Last night when I realised the only things I had in the fridge were a few aubergines, a handful of cherry tomatoes and some mince, the first thing that came to my mind was an aubergine stew, a cheat’s version, though. The proper one is made with cubed lamb.
What I made is a quick version of the scrumptious Persian gheymeh bademjoon, one of the variants of a fragrant stew of lamb/beef/chicken with slow-fried aubergine called khoresh bademjoon (aubergine/eggplant stew).
Meat plays the second fiddle to vegetables and herbs in many Persian dishes. Have you ever heard of a kilo of herbs going into a dish for six people? Well, that’s quite normal for a Persian dish. For the same reason the name of this stew remains “aubergine stew” whether it’s lamb, beef (chunks or mince or meatballs) or chicken that it’s cooked with. Aubergine is the king and reigns in this stew, quite rightfully!
Aubergines are often paired with chicken. One of the tastiest ever Persian stews is the one in the picture below.

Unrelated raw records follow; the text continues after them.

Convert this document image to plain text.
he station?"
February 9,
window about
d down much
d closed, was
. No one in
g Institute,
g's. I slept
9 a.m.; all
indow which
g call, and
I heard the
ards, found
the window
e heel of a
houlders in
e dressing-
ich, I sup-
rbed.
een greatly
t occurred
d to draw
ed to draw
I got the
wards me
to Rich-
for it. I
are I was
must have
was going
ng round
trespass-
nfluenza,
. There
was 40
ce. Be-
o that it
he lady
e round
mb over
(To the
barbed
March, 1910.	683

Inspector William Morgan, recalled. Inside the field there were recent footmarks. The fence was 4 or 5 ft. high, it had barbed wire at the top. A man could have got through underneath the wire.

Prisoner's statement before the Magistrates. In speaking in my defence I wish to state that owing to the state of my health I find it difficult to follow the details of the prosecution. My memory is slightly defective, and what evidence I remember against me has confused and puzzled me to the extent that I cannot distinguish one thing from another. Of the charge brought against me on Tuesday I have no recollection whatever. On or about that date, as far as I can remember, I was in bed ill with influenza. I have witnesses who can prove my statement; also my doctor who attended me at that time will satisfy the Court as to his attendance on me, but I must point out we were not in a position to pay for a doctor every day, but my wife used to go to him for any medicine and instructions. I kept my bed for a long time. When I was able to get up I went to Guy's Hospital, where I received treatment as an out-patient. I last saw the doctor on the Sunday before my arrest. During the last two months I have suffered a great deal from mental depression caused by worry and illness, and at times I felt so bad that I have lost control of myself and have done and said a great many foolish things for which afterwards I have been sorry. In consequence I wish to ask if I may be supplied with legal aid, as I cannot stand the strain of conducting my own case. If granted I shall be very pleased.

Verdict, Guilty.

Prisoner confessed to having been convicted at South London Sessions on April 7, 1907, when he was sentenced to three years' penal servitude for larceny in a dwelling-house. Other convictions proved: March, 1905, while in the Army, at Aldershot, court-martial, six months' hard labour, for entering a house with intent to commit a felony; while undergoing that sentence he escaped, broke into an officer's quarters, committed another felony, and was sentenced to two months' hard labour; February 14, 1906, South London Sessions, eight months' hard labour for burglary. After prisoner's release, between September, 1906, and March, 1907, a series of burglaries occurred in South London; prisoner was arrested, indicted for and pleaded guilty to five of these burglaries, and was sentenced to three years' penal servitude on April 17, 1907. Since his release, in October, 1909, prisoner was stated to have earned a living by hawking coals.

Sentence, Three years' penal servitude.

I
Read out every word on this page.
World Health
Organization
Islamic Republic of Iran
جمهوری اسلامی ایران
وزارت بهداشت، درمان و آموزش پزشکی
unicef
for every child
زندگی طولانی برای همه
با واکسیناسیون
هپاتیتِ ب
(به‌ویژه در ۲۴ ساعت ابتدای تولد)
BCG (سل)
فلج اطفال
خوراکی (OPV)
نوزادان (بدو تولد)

It’s made with aubergines and chicken and is flavoured with unripe sour grapes (ghooreh), saffron and cinnamon. Sour grapes sound a bit daunting but their lemony flavour brings out the best in aubergines and chicken.
Last year I posted a recipe for one of the other quick variants of khoresh bademjoon with chicken breasts and courgettes. That one (in the picture below) became very popular with my readers. For the recipe look here.
I’m very lucky the UK, at least the south, is so cosmopolitan. London has so many Persian and Middle eastern groceries I’m never lacking for ingredients. Every time I visit London to see friends I make sure I stock my pantry for a good while. There aren’t any Persian groceries in our town but luckily there are Asian shops where I can find a lot of the ingredients I need and a large array of vegetables, herbs and spices I can’t normally find in big supermarkets.
Supermarkets in the UK usually stock one type of aubergine, the big slightly rounded one, whereas in Asian shops I often find several different types including the lovely sweet and longish ones in the picture above.
I like to keep this dish a bit on low-fat side and usually make it with olive oil but if you don’t have my scruples about calories do add a big knob of butter to the sauce and use more oil to fry the aubergine slices. Makes it so much more delicious.
Aubergine stews are almost always served with plain Persian rice and obviously with such accompaniments as sabzi khordan (for a picture and non-recipe look here), torshi (vinegary pickles), yoghurt and perhaps a chopped tomato and cucumber salad (salad shirazi).